This section is from the book "Facts Worth Knowing", by Robert Kemp Philip. Also available from Amazon: Inquire Within for Anything You Want to Know.
If you are about to take a place of business, you will do well to consider the following remarks:
Let us take the case of a person who has no intimate knowledge of any particular trade, but having a very small capital, is about to embark it in the exchange of commodities for cash, in order to obtain an honest livelihood thereby. It is clear, that unless such a person starts with proper precaution and judgment, the capital will bo expended without adequate results; rent and taxes will accumulate, the stock will lie dead or become deteriorated, and loss and ruin must follow. For the least absorption acting upon a small capital will soon dry up its source; and we need not picture the trouble that will arise when the mainspring of a tradesman's success abides by him no more.
The case of the larger capitalist can scarcely be considered an exception to the same rule. For it is probable that the larger capitalist, upon commencing business, would sink more of his funds in a larger stock - would incur liability to a heavier rent; and the attendant taxes, the wages of assistants and servants would he greater; and therefore, if the return come not speedily, similar consequences must sooner or later ensue.
Large or small capitalists should, therefore, upon entering on a shop-keeping speculation, consider well the nature of the locality in which they propose to carry on trade, the number of the population, and the habits and wants of the people, and the extent to which they are already supplied with the goods which the new adventurer proposes to offer them.
There is a tendency among small capitalists to rush into new neighborhoods, with the expectation of making an early connexion.

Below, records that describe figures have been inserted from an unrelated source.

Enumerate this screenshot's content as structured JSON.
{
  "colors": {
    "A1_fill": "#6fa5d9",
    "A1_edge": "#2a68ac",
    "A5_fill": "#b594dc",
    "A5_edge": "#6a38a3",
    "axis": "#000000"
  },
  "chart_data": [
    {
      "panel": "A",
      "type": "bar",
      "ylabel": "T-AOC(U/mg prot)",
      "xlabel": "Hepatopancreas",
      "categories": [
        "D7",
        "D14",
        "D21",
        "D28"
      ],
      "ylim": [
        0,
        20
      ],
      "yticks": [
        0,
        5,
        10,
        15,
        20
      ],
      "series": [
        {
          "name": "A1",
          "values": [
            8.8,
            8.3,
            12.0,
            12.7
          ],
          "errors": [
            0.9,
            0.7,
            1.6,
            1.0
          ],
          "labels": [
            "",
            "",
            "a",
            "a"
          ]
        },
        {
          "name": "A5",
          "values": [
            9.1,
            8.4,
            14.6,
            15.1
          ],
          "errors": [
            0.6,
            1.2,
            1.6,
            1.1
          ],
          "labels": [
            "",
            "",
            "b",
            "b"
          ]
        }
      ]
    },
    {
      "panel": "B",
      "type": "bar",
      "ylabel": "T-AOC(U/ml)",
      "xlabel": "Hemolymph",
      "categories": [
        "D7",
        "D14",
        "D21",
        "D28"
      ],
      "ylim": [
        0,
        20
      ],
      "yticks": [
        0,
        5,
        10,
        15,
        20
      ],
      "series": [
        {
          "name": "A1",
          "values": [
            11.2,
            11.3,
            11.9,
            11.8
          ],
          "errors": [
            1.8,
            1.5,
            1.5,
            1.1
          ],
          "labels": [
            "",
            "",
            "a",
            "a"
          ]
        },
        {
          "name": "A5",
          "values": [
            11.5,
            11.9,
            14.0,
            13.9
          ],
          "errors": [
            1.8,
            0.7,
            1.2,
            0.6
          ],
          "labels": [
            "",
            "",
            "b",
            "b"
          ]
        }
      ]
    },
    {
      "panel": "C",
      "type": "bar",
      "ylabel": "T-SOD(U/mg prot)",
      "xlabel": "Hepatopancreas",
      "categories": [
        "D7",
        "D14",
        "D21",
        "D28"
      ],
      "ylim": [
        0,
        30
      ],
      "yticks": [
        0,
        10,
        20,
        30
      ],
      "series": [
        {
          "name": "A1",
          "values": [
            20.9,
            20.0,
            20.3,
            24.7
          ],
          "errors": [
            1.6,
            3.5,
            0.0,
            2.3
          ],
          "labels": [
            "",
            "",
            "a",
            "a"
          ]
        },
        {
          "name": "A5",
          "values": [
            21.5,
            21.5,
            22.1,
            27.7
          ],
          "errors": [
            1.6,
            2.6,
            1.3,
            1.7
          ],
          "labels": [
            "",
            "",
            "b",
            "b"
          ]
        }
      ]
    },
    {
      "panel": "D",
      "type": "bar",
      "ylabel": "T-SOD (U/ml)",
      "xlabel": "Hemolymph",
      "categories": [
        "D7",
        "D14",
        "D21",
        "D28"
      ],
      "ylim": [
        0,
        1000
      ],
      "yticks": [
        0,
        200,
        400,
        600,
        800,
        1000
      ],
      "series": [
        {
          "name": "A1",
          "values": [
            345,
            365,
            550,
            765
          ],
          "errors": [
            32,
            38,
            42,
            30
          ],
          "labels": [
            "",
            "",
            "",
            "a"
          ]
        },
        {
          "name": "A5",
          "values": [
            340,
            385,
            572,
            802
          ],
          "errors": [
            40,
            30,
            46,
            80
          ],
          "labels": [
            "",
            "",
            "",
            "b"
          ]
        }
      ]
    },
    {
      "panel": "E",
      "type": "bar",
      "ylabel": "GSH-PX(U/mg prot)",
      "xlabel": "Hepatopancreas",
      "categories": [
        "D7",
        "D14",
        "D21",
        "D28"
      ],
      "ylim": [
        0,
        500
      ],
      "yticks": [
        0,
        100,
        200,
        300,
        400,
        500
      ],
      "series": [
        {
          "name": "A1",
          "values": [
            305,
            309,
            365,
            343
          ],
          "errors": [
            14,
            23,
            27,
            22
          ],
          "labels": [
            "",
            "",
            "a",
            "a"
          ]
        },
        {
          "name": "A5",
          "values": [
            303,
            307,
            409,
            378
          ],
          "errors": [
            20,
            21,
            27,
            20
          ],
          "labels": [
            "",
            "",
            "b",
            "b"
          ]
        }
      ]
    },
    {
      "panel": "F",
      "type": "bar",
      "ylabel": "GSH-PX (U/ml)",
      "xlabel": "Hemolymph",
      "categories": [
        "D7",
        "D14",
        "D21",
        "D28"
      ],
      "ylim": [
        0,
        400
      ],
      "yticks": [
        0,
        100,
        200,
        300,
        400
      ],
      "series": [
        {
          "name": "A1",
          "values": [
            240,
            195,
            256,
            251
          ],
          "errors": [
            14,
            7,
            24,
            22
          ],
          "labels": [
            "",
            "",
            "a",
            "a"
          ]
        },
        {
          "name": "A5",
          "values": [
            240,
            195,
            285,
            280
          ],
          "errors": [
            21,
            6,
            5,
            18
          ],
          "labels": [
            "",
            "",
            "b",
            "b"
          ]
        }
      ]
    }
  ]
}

Low rents also serve as an attraction to those localities. We have found, however, in our experience, that the ealy suburban shops seldom succeed. They are generally entered upon at the very earliest moment that the state of the locality will permit - often before the house is finished the shop is tenanted, and goods exposed for sale - even while the streets are unpaved, and while the roads are as rough and uneven as country lanes. The consequence is that, as the few inhabitants of these localities have frequent communication with adjacent towns, they, as a matter of habit or of choice, supply their chief wants thereat; and the suburban shopkeeper depends principally for support upon the accidental forgetfulness of his neighbour, who omits to bring something from the better and cheaper market, or upon the changes of the weather, which may sometimes favour him by rendering a "trip to town" exceedingly undesirable.
2826. Failures - "While the grass is growing the horse is starving;" and thus, while the new district is becoming peopled the funds of the small shop-keeper are gradually eaten up, and he puts up his shutters just at the time when a more cautious speculator steps in to profit by the connexion already formed, and to take advantage of the now improved condition of the locality. It seems therefore desirable for the small capitalist rather to run the risk of a more expensive rent, in a well peopled district, than to resort to placee of slow and uncertain demand; for the welfare of the small shopkeeper depends entirely upon the frequency with which his limited stock is cleared out and replaced by fresh supplies.